Remus Lyles, 93, says he remembers working and playing in the valley before it was flooded. He joined WSSC in 1961 and worked there until retiring in 1990.

Curtis says Lyles’ long life has given him a rare perspective of the area from both before and after the valley was flooded.

“Oh, it was all farms down there,” Lyles told Curtis during a visit to the Lyles home about two miles from the Brighton Dam.

“I worked down there as a boy riding the horses and hauling in hay.”

Lyles is a descendant of enslaved people brought to a Howard County farm 300 years ago.

“That dam took a lot of black peoples’ land,” Lyles recalled when neighbors’ farms were condemned for the reservoir in the 1940s.

Lyles said he believes many enslaved people are buried in the valley but he doesn’t know where the graves might be. Pruss is curious about some stones he has spotted from his drones, but to date, it is unknown if they might mark grave sites.
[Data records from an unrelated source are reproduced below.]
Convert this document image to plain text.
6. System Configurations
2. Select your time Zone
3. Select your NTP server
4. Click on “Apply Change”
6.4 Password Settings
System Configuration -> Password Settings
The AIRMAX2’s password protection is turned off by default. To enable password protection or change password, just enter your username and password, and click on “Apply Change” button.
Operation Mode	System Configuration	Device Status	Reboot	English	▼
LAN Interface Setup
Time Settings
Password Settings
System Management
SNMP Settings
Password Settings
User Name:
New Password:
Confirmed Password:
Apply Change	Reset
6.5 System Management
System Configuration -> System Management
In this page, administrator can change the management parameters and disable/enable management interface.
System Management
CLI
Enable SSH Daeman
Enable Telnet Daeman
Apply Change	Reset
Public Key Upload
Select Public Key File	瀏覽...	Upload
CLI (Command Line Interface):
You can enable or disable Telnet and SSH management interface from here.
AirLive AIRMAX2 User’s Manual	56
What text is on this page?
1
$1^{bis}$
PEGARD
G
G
Lyles’ memory fills in other more contemporary details of the valley, including the family names of those who farmed the valley before it was flooded, the location of historic old roads, and memories of toiling next to German prisoners of war (POWs) held at Fort Meade during WWII who worked on valley farms and help build the dam.

“They drafted almost all the young men around here so some of the farmers had nobody to work on the farm,” Lyles explained.

He said he was employed to drive to Ellicott City to meet busloads of POWs and pick up workers for local farmers. Lyles said the POWs were paid $1 per day for their labor and returned to Ft. Meade every night.

One farmer was a German immigrant who spoke more fluently to the prisoners than he did to his neighbors, Lyles laughed.

WSSC is projected to finish its sediment control work and begin reflooding the area as early as October, according to spokesperson Lyn Riggins.

Riggins said the utility is not encouraging artifact hunting while the reservoir is drawn down.

She says much of the area is posted for trespassing due to safety concerns surrounding construction activity, and natural hazards like mud flats, which can trap unwary explorers.

Riggins added there is a current water contact advisory at Triadelphia because the hot weather has fueled an outbreak of toxic blue-green algae.